A new research paper from Northwestern University and the University of Kent claims that, on average, workers become more productive over their working life, as they’re able to learn by doing and accordingly should pay a higher rate of tax as they become older.
Using a model capturing the key features of the U.S. economy, researchers determined that the average tax rate paid by earners in the age bracket 45-65 should be 5% higher than the average tax rate paid by workers in the age bracket 20-44 in the United States.
The research advises that reforming the current U.S. tax code by adopting such tax differences across age brackets could bring welfare gains to each taxpayer equivalent to those brought in by a 4% increase in annual consumption throughout their entire work life.
Such gains are significant to warrant the consideration of policymakers and shape the debate on how to best reform existing tax codes in the U.S. and other developed economies.

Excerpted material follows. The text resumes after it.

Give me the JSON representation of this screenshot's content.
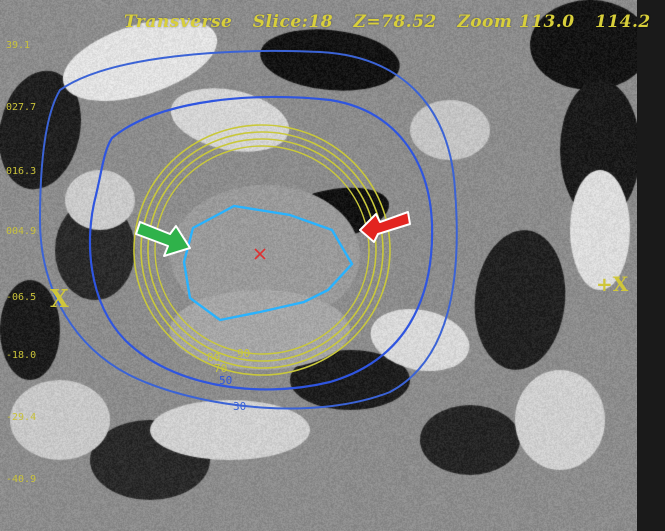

“A reduction in the taxes levied on young earners paired, where necessary, with an increase in the taxes levied on older workers, may bring significant welfare gains,” said the paper’s co-author Alessandro Pavan, professor of economics at Weinberg College of Arts and Sciences at Northwestern.
“This is because age-dependent taxes permit the government to generate tax revenues more efficiently by reducing the distortions in labor supply of those workers, the young, whose investments in human capital count the most. Furthermore, by incentivizing the young to work more to boost their productivity, the government can take advantage of a more productive population when the young turn old, collecting taxes from them in a less distortionary manner, which also brings non-negligible welfare gains.”
Miltos Makris, professor of economics at Kent and co-author of the paper said: “Our motivation was to understand the implications for the design of income tax code and the alleviation of inequality of taking into account that learning by doing is an important determinant of workers’ productivity.”
“Taxation under Learning by Doing” was published May 5 in the Journal of Political Economy.